Aucun doute ne subsiste chez les économistes et les juristes quant à l’interaction des phénomènes indissociables de leurs champs d’études respectifs. Par ailleurs, il est également reconnu que les mêmes chercheurs montrent une certaine réticence à surmonter les limites de leur discipline de manière à relativiser l’autonomie du droit et de l’économie[1].

En effet, si le droit et l’économie cherchent à comprendre l’agir humain soit pour simplement le connaître et l’expliquer, soit dans le but de l’encadrer ou encore d’encourager ou de décourager des comportements, il faut convenir qu’ils le font en se basant sur des hypothèses et des prémisses apparemment inconciliables. Cependant, il est temps de le reconnaître, dès lors que l’être humain est considéré comme un être rationnel et qui prend des décisions économiques reposant sur des analyses coût-avantage, la science économique peut contribuer, et elle y arrive effectivement, de manière substantielle à l’action du législateur et de l’interprète des normes juridiques. C’est ainsi que, en créant des règles pour régir le comportement humain, le législateur peut s’appuyer sur un outil essentiel en vue de la détermination des sanctions, même compensatoires, aptes à garantir l’effet des politiques publiques ou de l’ordre constitutionnel[2]. De son côté, l’interprète de la loi commence, en utilisant les hypothèses économiques, à s’appuyer sur une méthode capable de permettre l’atteinte des résultats souhaités et de garantir les valeurs constitutionnelles.

Il convient toutefois de noter qu’une interaction réelle entre ces deux domaines fait face à des difficultés sérieuses sur le plan des concepts et des prémisses. L’une de ces difficultés a trait à leur différence d’approche concernant le facteur temps : le droit présente à la base une tendance tout à fait stabilisatrice, qui valorise et consacre le principe de sécurité juridique, tandis que la nature essentiellement dynamique des faits économiques conduit à l’élaboration d’un encadrement sensible à cet aspect. C’est ainsi que le droit économique a développé son assise. En effet, cette discipline juridique présente, parmi ses principales caractéristiques, la maniabilité et la souplesse de ses règles afin qu’elles puissent réguler des faits dynamiques[3].

De nouvelles données s’imposent actuellement au droit économique et comportent un véritable défi à la pertinence et à l’efficacité de l’encadrement juridique des faits économiques : parmi ces données, se trouve la complexité croissante des faits économiques. Outre leur dynamisme, les faits économiques opposent aujourd’hui au droit de nouveaux aspects, dont il doit tenir compte. Parmi eux, se distingue le phénomène dit de la « nouvelle économie », englobant les entreprises, les produits et les pratiques technologiques, qui impose une révision du cadre juridique de données premières telles que l’espace, le temps et le contrat[4].
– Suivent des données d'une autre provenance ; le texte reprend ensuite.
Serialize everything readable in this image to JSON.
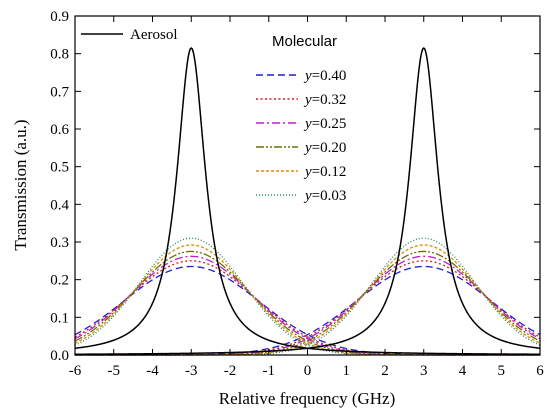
{
  "chart_data": {
    "type": "line",
    "xlabel": "Relative frequency (GHz)",
    "ylabel": "Transmission (a.u.)",
    "xlim": [
      -6,
      6
    ],
    "ylim": [
      0,
      0.9
    ],
    "x_ticks": [
      -6,
      -5,
      -4,
      -3,
      -2,
      -1,
      0,
      1,
      2,
      3,
      4,
      5,
      6
    ],
    "y_ticks": [
      0.0,
      0.1,
      0.2,
      0.3,
      0.4,
      0.5,
      0.6,
      0.7,
      0.8,
      0.9
    ],
    "x_tick_labels": [
      "-6",
      "-5",
      "-4",
      "-3",
      "-2",
      "-1",
      "0",
      "1",
      "2",
      "3",
      "4",
      "5",
      "6"
    ],
    "y_tick_labels": [
      "0.0",
      "0.1",
      "0.2",
      "0.3",
      "0.4",
      "0.5",
      "0.6",
      "0.7",
      "0.8",
      "0.9"
    ],
    "grid": false,
    "legend": {
      "placement": "top-left",
      "aerosol_label": "Aerosol",
      "molecular_header": "Molecular",
      "y_symbol": "y"
    },
    "peak_centers": [
      -3,
      3
    ],
    "aerosol": {
      "name": "Aerosol",
      "shape": "lorentzian",
      "color": "#000000",
      "peak": 0.815,
      "hwhm": 0.45
    },
    "molecular": [
      {
        "label_value": "=0.40",
        "y": 0.4,
        "color": "#1f1fd0",
        "dash": "7,4",
        "peak": 0.235,
        "sigma": 1.75
      },
      {
        "label_value": "=0.32",
        "y": 0.32,
        "color": "#d01f1f",
        "dash": "2,2.5",
        "peak": 0.25,
        "sigma": 1.65
      },
      {
        "label_value": "=0.25",
        "y": 0.25,
        "color": "#c01fd0",
        "dash": "8,3,2,3",
        "peak": 0.262,
        "sigma": 1.58
      },
      {
        "label_value": "=0.20",
        "y": 0.2,
        "color": "#6a7000",
        "dash": "8,2,2,2,2,2",
        "peak": 0.275,
        "sigma": 1.5
      },
      {
        "label_value": "=0.12",
        "y": 0.12,
        "color": "#e08a00",
        "dash": "3,2",
        "peak": 0.292,
        "sigma": 1.42
      },
      {
        "label_value": "=0.03",
        "y": 0.03,
        "color": "#1f8a6a",
        "dash": "1,2",
        "peak": 0.31,
        "sigma": 1.35
      }
    ]
  }
}
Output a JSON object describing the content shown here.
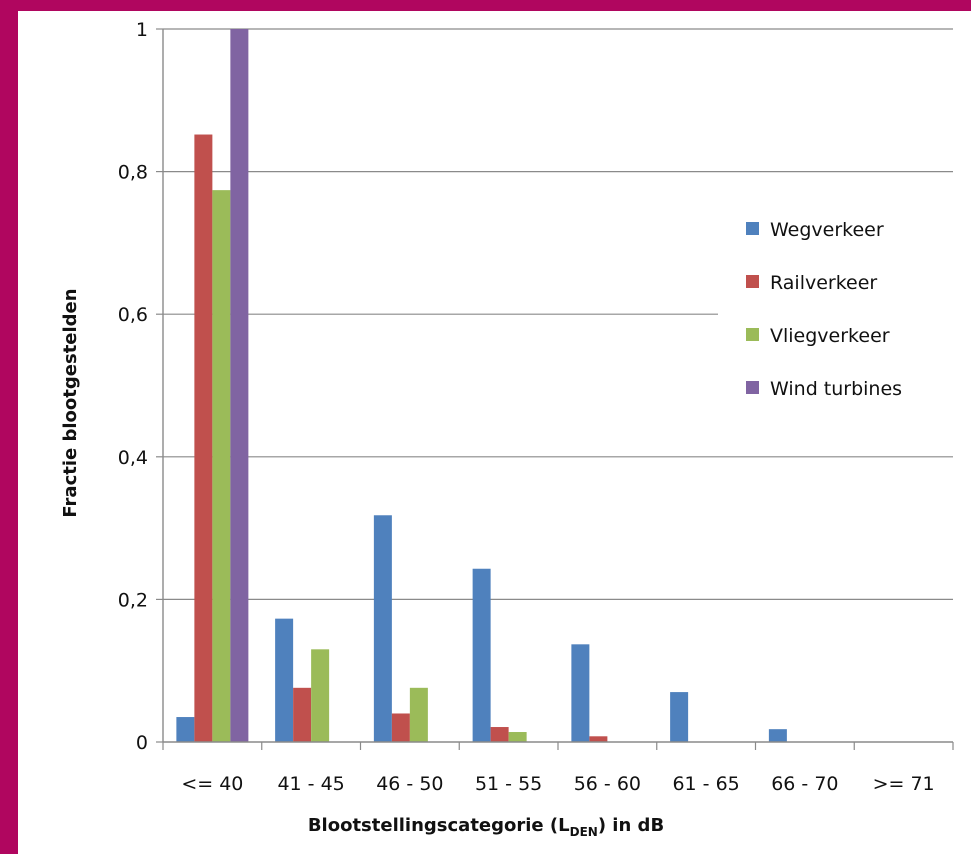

Certes, il est aisé de comprendre que, d’une manière ou d’une autre, l’étude des interactions entre le droit et l’économie a toujours été présente. En particulier dans un passé récent, c’est-à-dire après les grandes guerres du xxe siècle, beaucoup de discussions ont porté, et c’est encore le cas d’ailleurs, sur les limites et l’importance d’une intervention plus ou moins poussée de l’État dans l’économie. Dans un contexte d’État de droit, une telle intervention, pour être légitime, nécessite la conception et l’efficacité de règles juridiques relatives aux faits économiques.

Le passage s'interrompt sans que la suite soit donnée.